I had an epiphany the other day, and it went like this. Some friends of mine were discussing cruises, and one of them said she didn’t think she would like going on one because there would be group dinners and group activities.

I thought: What? That would be so much fun! You’d meet all kinds of new people!

And then I froze up and had this existential WHO AM I? moment.

I realized I’d become… maybe, just a tiny bit… of an extrovert.

On the Myers Briggs personality test, which I first took over 15 years ago, I’d always tested out as an INFJ. It’s a rare type, but in my experience, it’s fairly common among writers. The last time I took it was 5 or 6 years ago, for work. We were discussing how to make things more comfortable for introverts and extroverts, and my fellow introverted co-workers were joking around about putting in a ball pit for the extroverts.

I was so sure of my identity! Sometimes, I wondered how to be more social, but only because I thought I should. I figured that introversion and extroversion were more or less immutable characteristics, and I’d always been introverted.

Besides, I tested way to the introvert side on the Myers-Briggs. The only questions that made me look more introverted were the ones about sharing and self-disclosure, because I’d always been an open book. I was just the kind of open book that wanted to be off on its own corner of the library, or something.

 

 

My Introverted Past

One of my early memories involves being five or six and attending a child’s birthday party. Everyone was playing games, but I sat on the floor staring down. I vaguely wished it was possible for me to do otherwise, but it wasn’t.

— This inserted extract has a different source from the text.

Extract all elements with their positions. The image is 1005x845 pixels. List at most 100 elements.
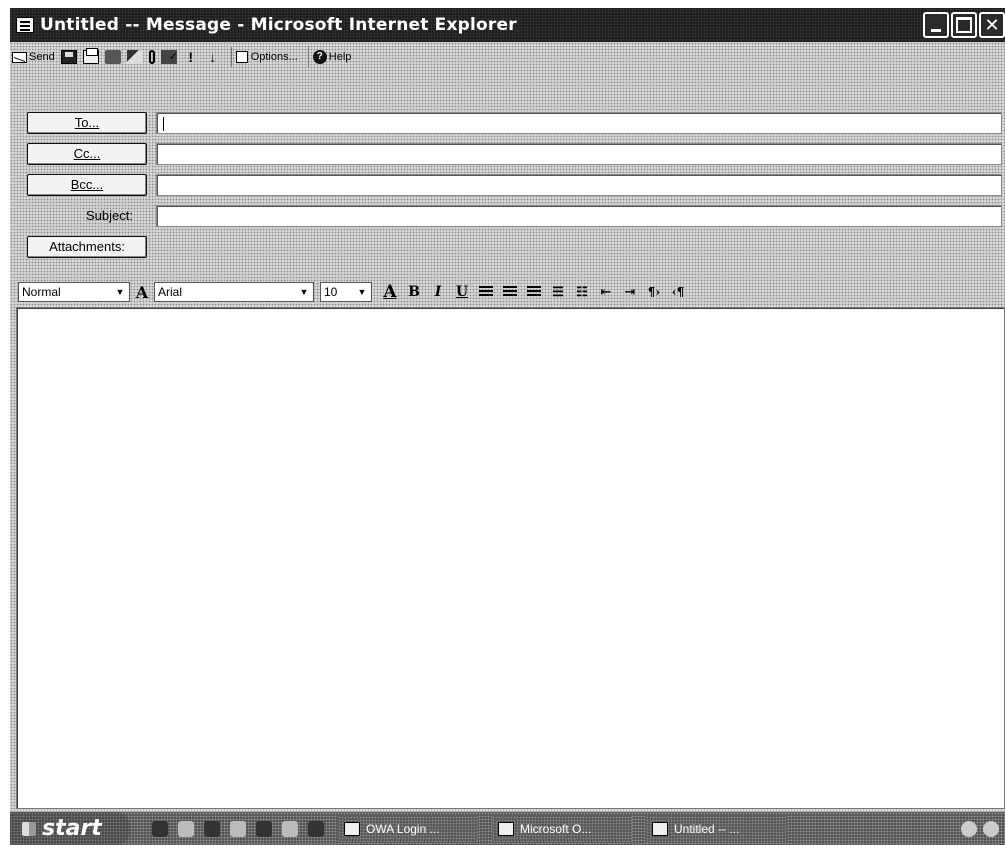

At gatherings with relatives for birthdays, I always wanted to go home much, much sooner than we did. I would wait for what seemed like hours for the bliss of going back to my room.

It didn’t win me a lot of friends. In the 5th grade, I invited a bunch of girls to a birthday slumber party, and only two came. And then when I got the Lord of the Rings trilogy from my parents, I completely ignored my two guests and read all night. Wow, Bryn, wonder why you didn’t have friends? Haha.

As an adult, I needed vast amounts of time alone. I married someone who was the same way.

It’s only been in the last couple of years ago that I’ve noticed a shift.

 

The Early Warning Signs

I started suggesting a few more socializing opportunities to people… and getting disappointed on the occasions they didn’t want to do it, because my real life friends are both very busy and complete introverts. (In the past, at least part of me would feel relieved when plans fell through. Now, this literally never happens.)

I started being that person who talks to strangers on the elevator. Before, I was the person who thought, “Why must strangers talk to me on the elevator?”

My new job is quite flexible, and there are some good reasons for working at home on some days. When I’m swamped, I don’t have to take the extra time to get ready and drive in to the office. And when I have conference calls, I don’t have to hunt down a conference room (I would disturb the writers around me if I did conference calls in my cubicle.) Nonetheless, if I worked at home two days in a row, I would feel sort of depressed because I didn’t get to see anybody. Except my dogs, who do count, of course.

Introverts love working at home. I should have realized much sooner that something was up.

 

How I Think It Happened

First of all, I blame social media. I find it very comfortable to interact online, on Facebook (including Facebook groups), on Twitter, and on this blog. In the digital space, I’m even a little bit of a social butterfly. I guess it was a matter of time before that behavior started bleeding over into “real life.”

I also think the new job has made me more extroverted. I’ve met a lot of new people and I’ve been on the phone more. In the past, I didn’t talk on the phone at length to anyone except my parents… like most introverts, I loved texting and hated the phone.

 

I’m Still Adjusting to Life As An Extrovert.

For instance, I’m still getting used to the fact that if I don’t get together with friends (or potential friends!) on the weekend, I’m going to wake up Monday morning feeling grumpy. This past weekend, I mostly worked, but I had my first Board of Directors meeting at The Writers Place in Kansas City, so I didn’t feel completely isolated.

I’m realizing that I don’t mind being busy at my job or working hard… as long as I have time to be social. Even a little break helps!

I’m thinking ahead to my summer and considering how to be more social and how to find opportunities to connect with other people.

At work, I’m going to start setting up more lunches and coffee breaks with people.

It’s all very new, but I think I’ll like being more outgoing.

 

Do you consider yourself an extrovert or an introvert? Have you ever made a change from one to the other? I’d love to hear about it in the comments. Thanks so much for reading, and have a social or non-social week… whatever you prefer!